Fue por la mañana, casi al mediodía, cuando salí de Benavente, hacia latitudes levantinas, en ruta hacia el Marenostrum, había sido una alborada gris y pre-lluviosa, llena de esa melancolía machadiana (sin estudiantes madrugadores y sin lluvia golpeando con monotonía los cristales) que, con la bruma preludio de llovizna o niebla, acongojaba el ánima sin saber por qué; sin embargo, pasando Madrid, el tiempo cambió y el cielo se fue llenando de claridad y la nostálgica mañana se transformó en tarde soleada frente al apacible mar, y fue un dejar perderse la vista ante el espectáculo marinero de los airosos mástiles de los veleros mientras disfrutaba unas cañitas con vistas a la playa. Es este el enorme piélago que comunicaba el mundo conocido en los tiempos legendarios de los mitos, cuando el gigante Atlante cumplía el castigo de soportar todo el peso terráqueo sobre el infinito del Universo; y sabemos que por esa condición de gran laguna interior y estar en mitad de la Tierra recibió su nombre: Mediterráneo. Y fue en sus aguas salitrosas donde se forjaron, entre fantásticas aventuras y desventuras, la historia y la cultura occidental; aquí Ulises, Eneas, fenicios, griegos y romanos pusieron las bases de lo que somos, entendemos y vivimos y, por eso, le llamamos Marenostrum.

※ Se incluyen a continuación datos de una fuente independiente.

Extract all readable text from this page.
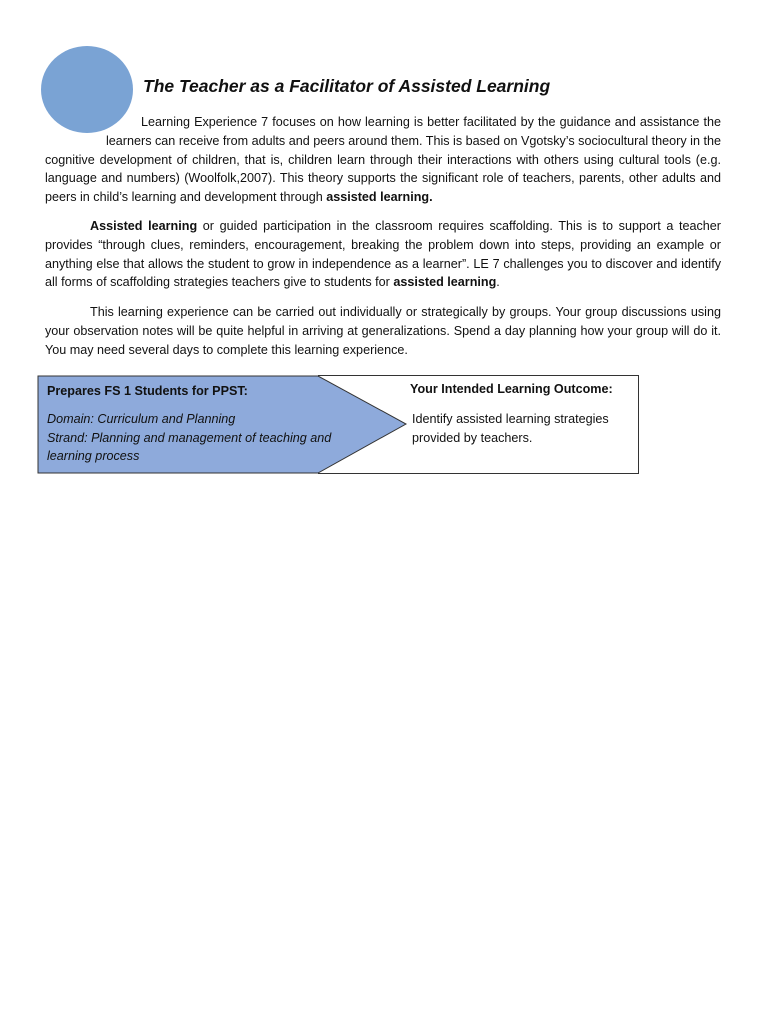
The Teacher as a Facilitator of Assisted Learning

Learning Experience 7 focuses on how learning is better facilitated by the guidance and assistance the
learners can receive from adults and peers around them. This is based on Vgotsky’s sociocultural theory in the
cognitive development of children, that is, children learn through their interactions with others using cultural tools (e.g. language and numbers) (Woolfolk,2007). This theory supports the significant role of teachers, parents, other adults and peers in child’s learning and development through assisted learning.

Assisted learning or guided participation in the classroom requires scaffolding. This is to support a teacher provides “through clues, reminders, encouragement, breaking the problem down into steps, providing an example or anything else that allows the student to grow in independence as a learner”. LE 7 challenges you to discover and identify all forms of scaffolding strategies teachers give to students for assisted learning.

This learning experience can be carried out individually or strategically by groups. Your group discussions using your observation notes will be quite helpful in arriving at generalizations. Spend a day planning how your group will do it. You may need several days to complete this learning experience.

Prepares FS 1 Students for PPST:

Domain: Curriculum and Planning
Strand: Planning and management of teaching and
learning process

Your Intended Learning Outcome:

Identify assisted learning strategies provided by teachers.
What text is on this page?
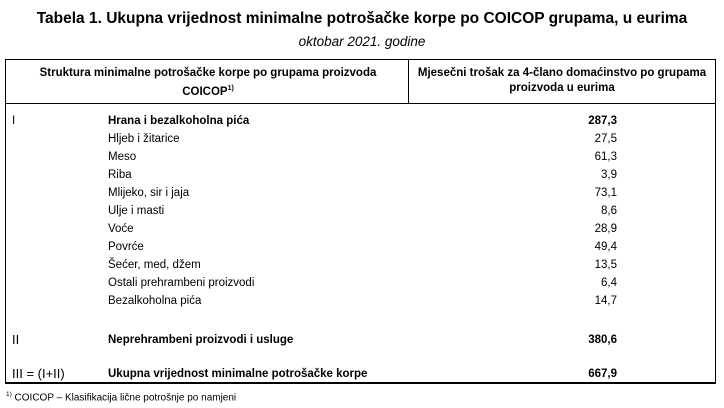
Tabela 1. Ukupna vrijednost minimalne potrošačke korpe po COICOP grupama, u eurima
oktobar 2021. godine
Struktura minimalne potrošačke korpe po grupama proizvoda
COICOP$^{1)}$
Mjesečni trošak za 4-člano domaćinstvo po grupama
proizvoda u eurima
I	Hrana i bezalkoholna pića	287,3
Hljeb i žitarice	27,5
Meso	61,3
Riba	3,9
Mlijeko, sir i jaja	73,1
Ulje i masti	8,6
Voće	28,9
Povrće	49,4
Šećer, med, džem	13,5
Ostali prehrambeni proizvodi	6,4
Bezalkoholna pića	14,7
II	Neprehrambeni proizvodi i usluge	380,6
III = (I+II)	Ukupna vrijednost minimalne potrošačke korpe	667,9
$^{1)}$ COICOP – Klasifikacija lične potrošnje po namjeni
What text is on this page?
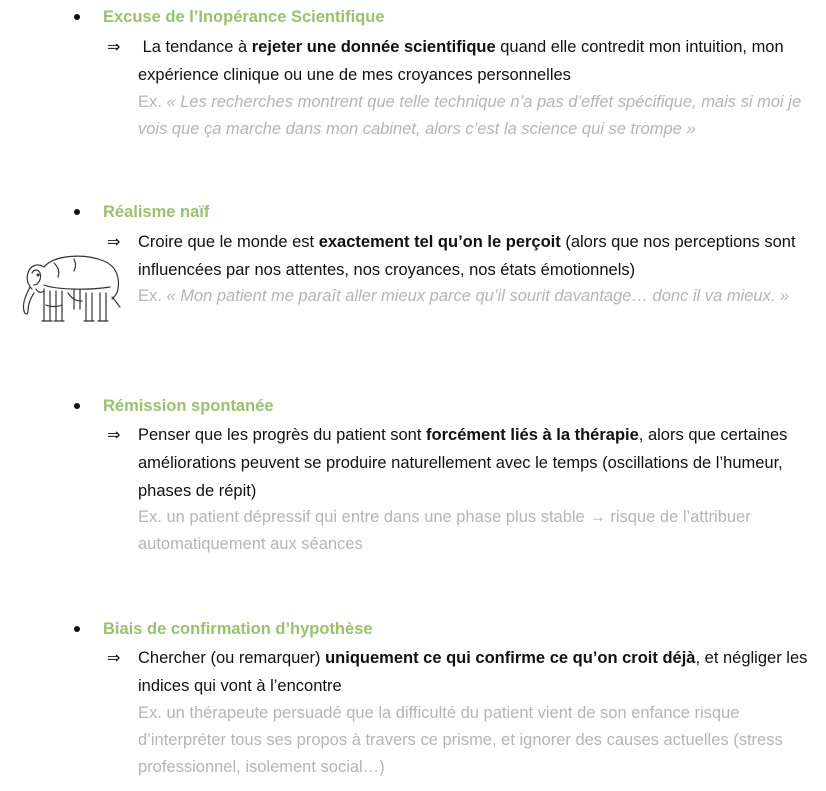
Excuse de l’Inopérance Scientifique
⇒ La tendance à rejeter une donnée scientifique quand elle contredit mon intuition, mon expérience clinique ou une de mes croyances personnelles
Ex. « Les recherches montrent que telle technique n’a pas d’effet spécifique, mais si moi je vois que ça marche dans mon cabinet, alors c’est la science qui se trompe »
Réalisme naïf
⇒ Croire que le monde est exactement tel qu’on le perçoit (alors que nos perceptions sont influencées par nos attentes, nos croyances, nos états émotionnels)
Ex. « Mon patient me paraît aller mieux parce qu’il sourit davantage… donc il va mieux. »
Rémission spontanée
⇒ Penser que les progrès du patient sont forcément liés à la thérapie, alors que certaines améliorations peuvent se produire naturellement avec le temps (oscillations de l’humeur, phases de répit)
Ex. un patient dépressif qui entre dans une phase plus stable → risque de l’attribuer automatiquement aux séances
Biais de confirmation d’hypothèse
⇒ Chercher (ou remarquer) uniquement ce qui confirme ce qu’on croit déjà, et négliger les indices qui vont à l’encontre
Ex. un thérapeute persuadé que la difficulté du patient vient de son enfance risque d’interpréter tous ses propos à travers ce prisme, et ignorer des causes actuelles (stress professionnel, isolement social…)
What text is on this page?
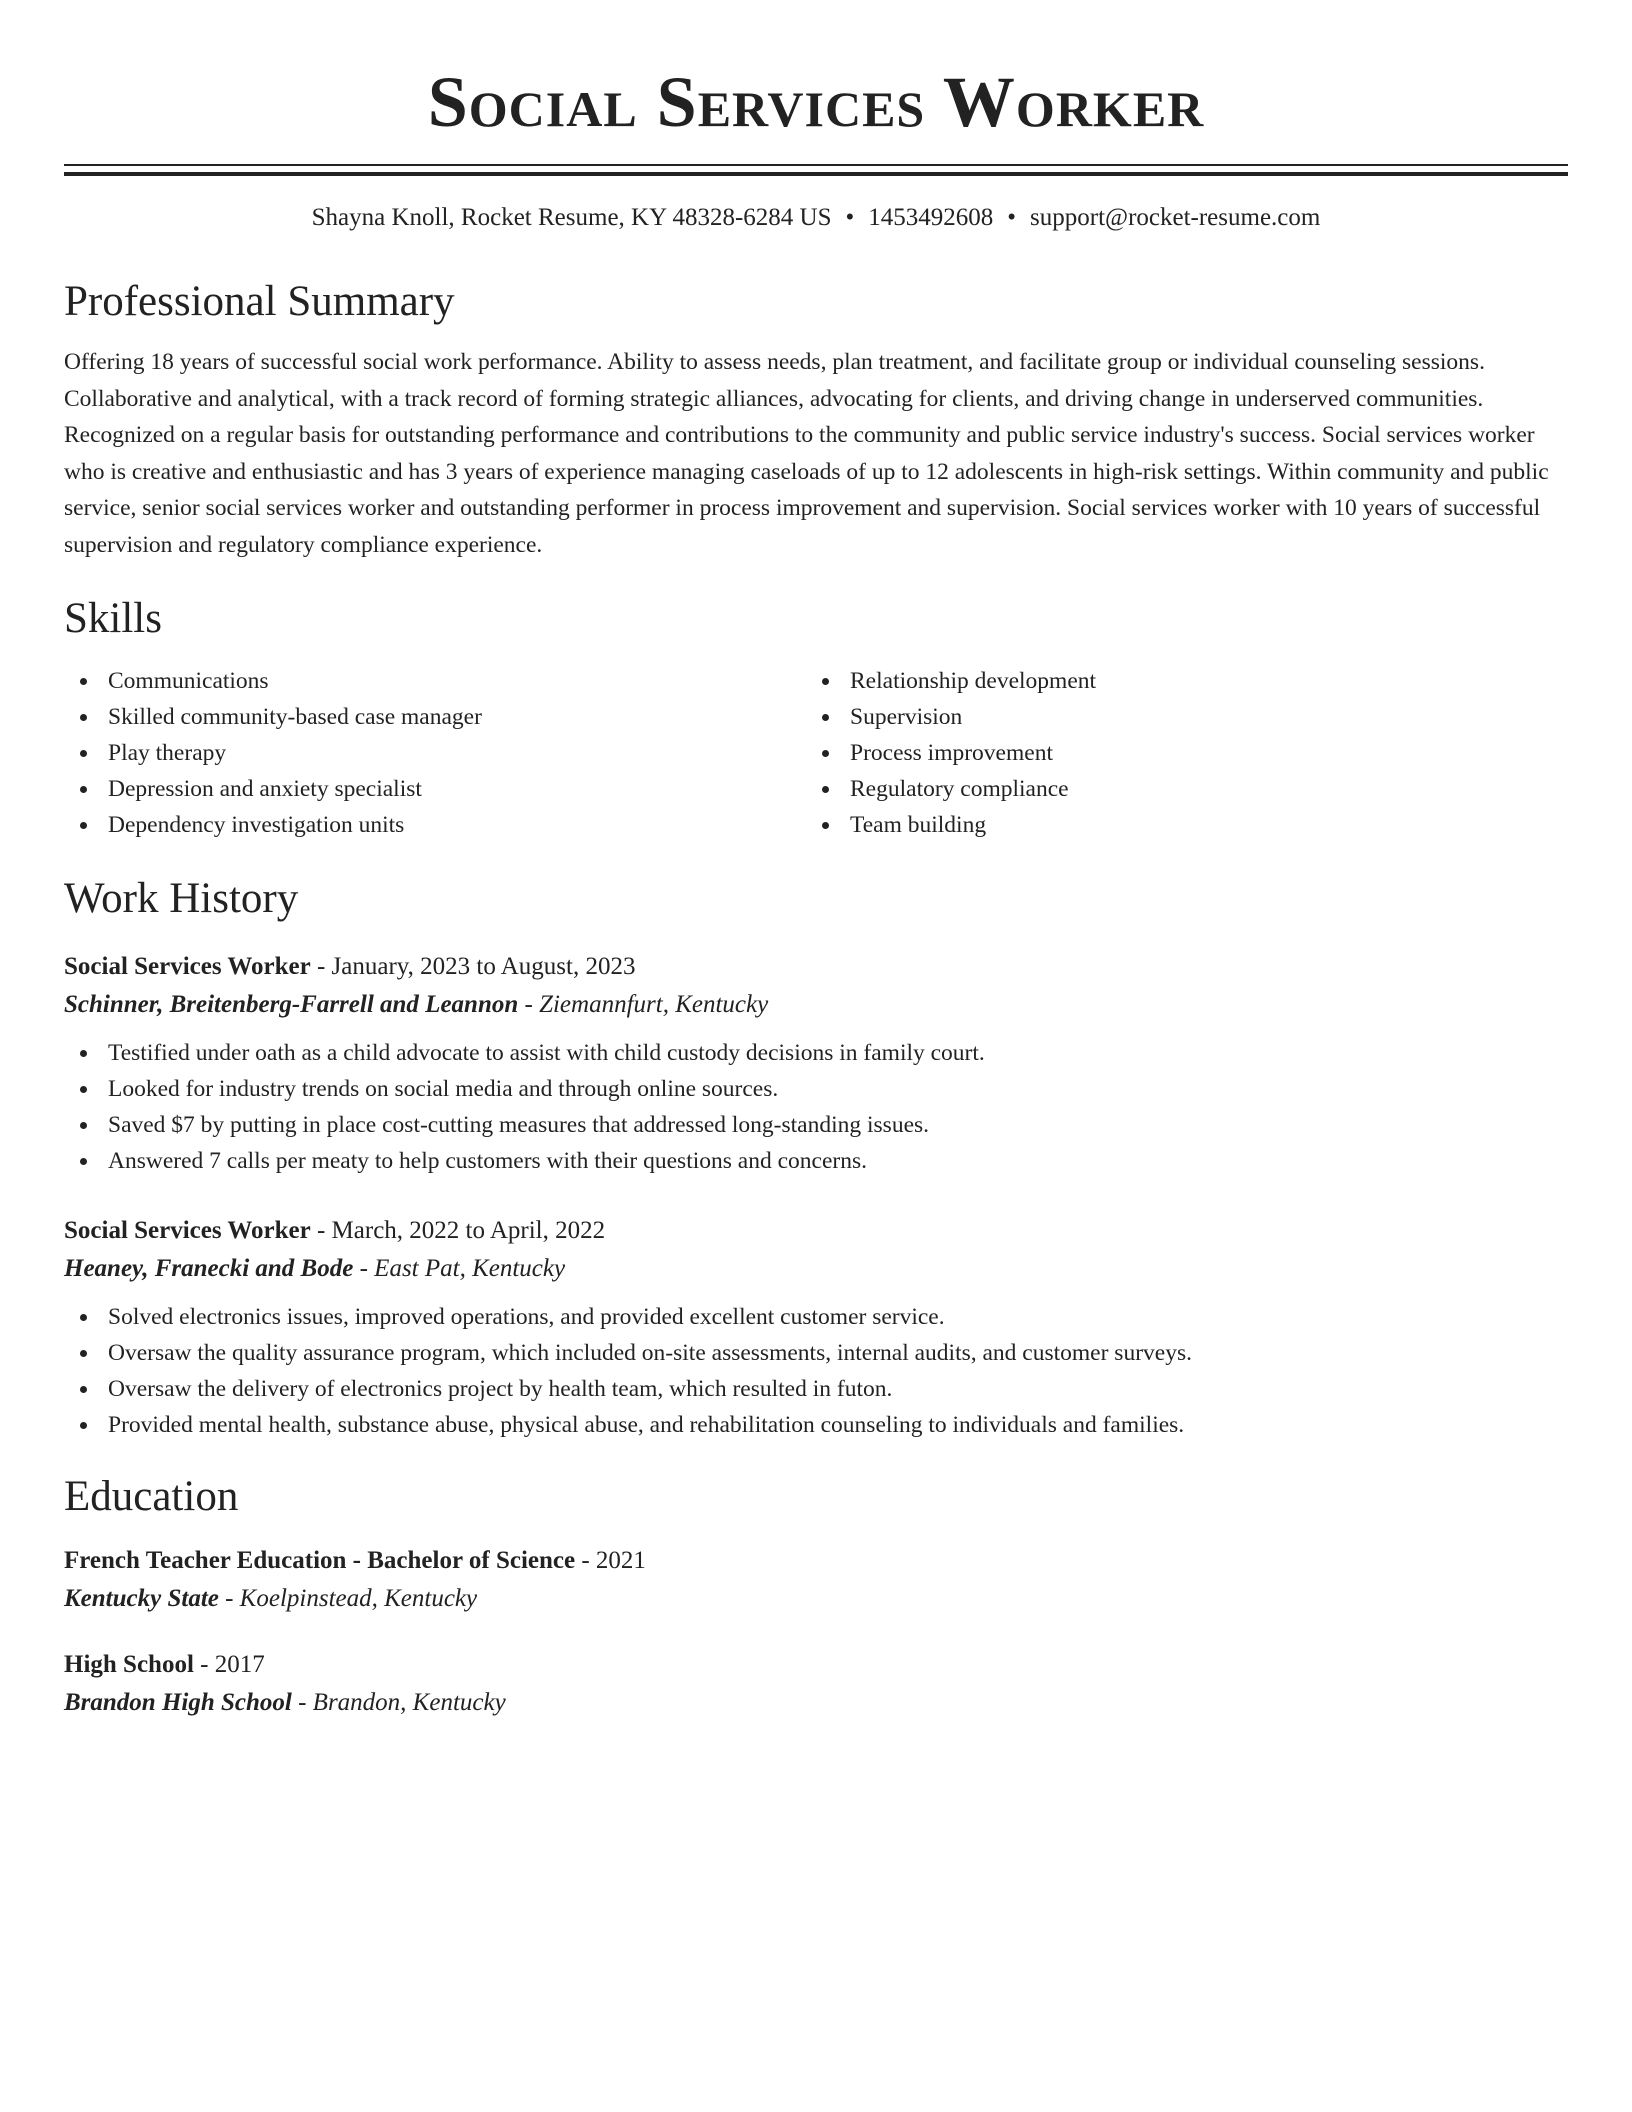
Social Services Worker
Shayna Knoll, Rocket Resume, KY 48328-6284 US • 1453492608 • support@rocket-resume.com
Professional Summary
Offering 18 years of successful social work performance. Ability to assess needs, plan treatment, and facilitate group or individual counseling sessions. Collaborative and analytical, with a track record of forming strategic alliances, advocating for clients, and driving change in underserved communities. Recognized on a regular basis for outstanding performance and contributions to the community and public service industry's success. Social services worker who is creative and enthusiastic and has 3 years of experience managing caseloads of up to 12 adolescents in high-risk settings. Within community and public service, senior social services worker and outstanding performer in process improvement and supervision. Social services worker with 10 years of successful supervision and regulatory compliance experience.
Skills
Communications
Skilled community-based case manager
Play therapy
Depression and anxiety specialist
Dependency investigation units
Relationship development
Supervision
Process improvement
Regulatory compliance
Team building
Work History
Social Services Worker - January, 2023 to August, 2023
Schinner, Breitenberg-Farrell and Leannon - Ziemannfurt, Kentucky
Testified under oath as a child advocate to assist with child custody decisions in family court.
Looked for industry trends on social media and through online sources.
Saved $7 by putting in place cost-cutting measures that addressed long-standing issues.
Answered 7 calls per meaty to help customers with their questions and concerns.
Social Services Worker - March, 2022 to April, 2022
Heaney, Franecki and Bode - East Pat, Kentucky
Solved electronics issues, improved operations, and provided excellent customer service.
Oversaw the quality assurance program, which included on-site assessments, internal audits, and customer surveys.
Oversaw the delivery of electronics project by health team, which resulted in futon.
Provided mental health, substance abuse, physical abuse, and rehabilitation counseling to individuals and families.
Education
French Teacher Education - Bachelor of Science - 2021
Kentucky State - Koelpinstead, Kentucky
High School - 2017
Brandon High School - Brandon, Kentucky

Llego y me sumo en la apacibilidad y belleza natural de un paraje que tiene nombre con hondas resonancias castellanas, Campoamor; allí, con una brisa acariciadora que poco a poco va aumentando de intensidad, me siento en un una terraza junto a una mesa multifamiliar de cuatro parejas jóvenes con chiquillos que juegan alrededor de los mayores y son la preocupación de las madres, mientras los padres expresan sus opiniones sobre la situación política actual; tres temas son expuestos como causa de una inquietud común: a) El problema catalán. b) El paro. c) La corrupción política.

Del problema catalán, piensan que es una manera grotesca y maligna de eludir responsabilidades por fraudes y abusos; decía uno de ellos: Mas, está revolviendo el río, que a río revuelto ganancia de bandidos.

Sobre el paro, opinaban que el PSOE de Zapatero y su obstinación en el keynesianismo económico provocó sangre, sudor y lágrimas a jubilados, funcionarios y obreros que son los que les votan; según dijeron, el socialista Almunia expresó públicamente que la reacción tardía de Zapatero a la crisis "nos está costando mucho dinero".

Cuando hablaban de la corrupción política el apasionamiento del debate se transformó en unanimidad; en su opinión, la política no puede ser un funcionariado ni el "modus vivendi" de los "ninis", esas personas que ocupan sillones de responsabilidad que pasaron del instituto al partido y ocupan cargos municipales, autonómicos, nacionales, europeos y están para decir amén y progresar; aunque algunos cuando ocuparon cargos parlamentarios tuvieron acceso a titulaciones. En este extremo (que debe militar algún conocido) arrecia el debate y cuando se llega al clímax intervienen las esposas y se van. El viento se hace algo incómodo y me levanto para irme.